Busy. The System’s voice sounded strained. Having an argument. Back in touch soon.
“It says it’s having an argument.”
“With who?”
“No idea. But it’s nice to see it making friends, I guess?”
It took a few miles of walking to get out of the effects of the blight dungeon, something they could feel as soon as they got out of the range entirely. The air felt cleaner and better on Tulland’s skin, and that improved with every step of the next mile or so.
“I’m going to rinse off in the river. Armor and all.” Necia looked down at all her gear. “It looks like it finally recovered, by the way.”
“Good.” Tulland’s armor had healed up, too, though his Farmer’s Tool wasn’t recovering from the minor amount of damage it had taken. All his plants that had been involved in the battle still looked a little worse for the wear than he would have expected, but the living Chimera Sleeves seemed to be doing a little better the longer he had them follow along in the sun. “I’ll join you.”
They both sat in the cool, running water while Tulland’s free vines went fishing, eventually catching a couple big, beautiful but ultimately unfamiliar freshwater fish that glinted in the sun. From experience, they both knew they were good eating. After they were as clean as the water would get them, they kicked back on their bedrolls, cooked a simple kind of fish-and-vegetable soup with a bit of salt, and rested.
“So not a hard dungeon,” Necia said. “But I’m troubled.”
“How so?”
“This shield should not have taken that much damage. And I’ve seen how concerned you’ve looked for your plants. They didn’t do well either. And that was fighting badly underleveled enemies. Once I get some metal on my armor, I don’t think that will be much of a problem. But it means these blight things are particularly well suited to fight you.”
“Maybe. I’ll admit none of my plants liked them much. It’s scary to think what they’d be like for me if I was anywhere near their level.
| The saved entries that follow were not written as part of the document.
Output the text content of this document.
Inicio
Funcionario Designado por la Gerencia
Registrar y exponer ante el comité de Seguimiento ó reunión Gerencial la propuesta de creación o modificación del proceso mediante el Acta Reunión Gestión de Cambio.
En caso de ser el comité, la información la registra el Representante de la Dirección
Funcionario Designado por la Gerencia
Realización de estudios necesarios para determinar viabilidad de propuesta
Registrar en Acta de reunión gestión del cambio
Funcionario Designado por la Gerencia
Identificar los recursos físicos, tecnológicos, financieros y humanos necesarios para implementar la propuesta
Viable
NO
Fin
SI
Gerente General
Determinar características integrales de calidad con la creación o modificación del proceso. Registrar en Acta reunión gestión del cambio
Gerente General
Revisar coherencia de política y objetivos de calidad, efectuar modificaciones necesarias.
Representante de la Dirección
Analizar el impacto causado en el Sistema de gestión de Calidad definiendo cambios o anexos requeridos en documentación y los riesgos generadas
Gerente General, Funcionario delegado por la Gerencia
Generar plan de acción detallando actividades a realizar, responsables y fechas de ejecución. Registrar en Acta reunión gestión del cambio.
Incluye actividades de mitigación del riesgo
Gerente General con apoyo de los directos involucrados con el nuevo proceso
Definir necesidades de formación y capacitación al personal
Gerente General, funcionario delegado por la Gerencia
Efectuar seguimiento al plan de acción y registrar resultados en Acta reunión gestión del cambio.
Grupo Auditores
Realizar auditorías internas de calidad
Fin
If we eventually run into any that are, it’s going to be much, much harder.”
“And that, Tulland, is why we’re going to prepare. I’m not sure how, but every single opportunity we have to fight those things needs to result in some new lesson.”
“What’s today’s lesson?”
“Don’t let them touch you, and kill the dungeon as fast as possible. We’ll have to figure out something different in the next one.”
The System chose that moment to finally wrap up its negotiations, something Tulland learned about through a series of notifications. It had not gone unnoticed that him and Necia had got no rewards at all for destroying the blight dungeon, and it made some sort of backwards sense that this turned out to be why.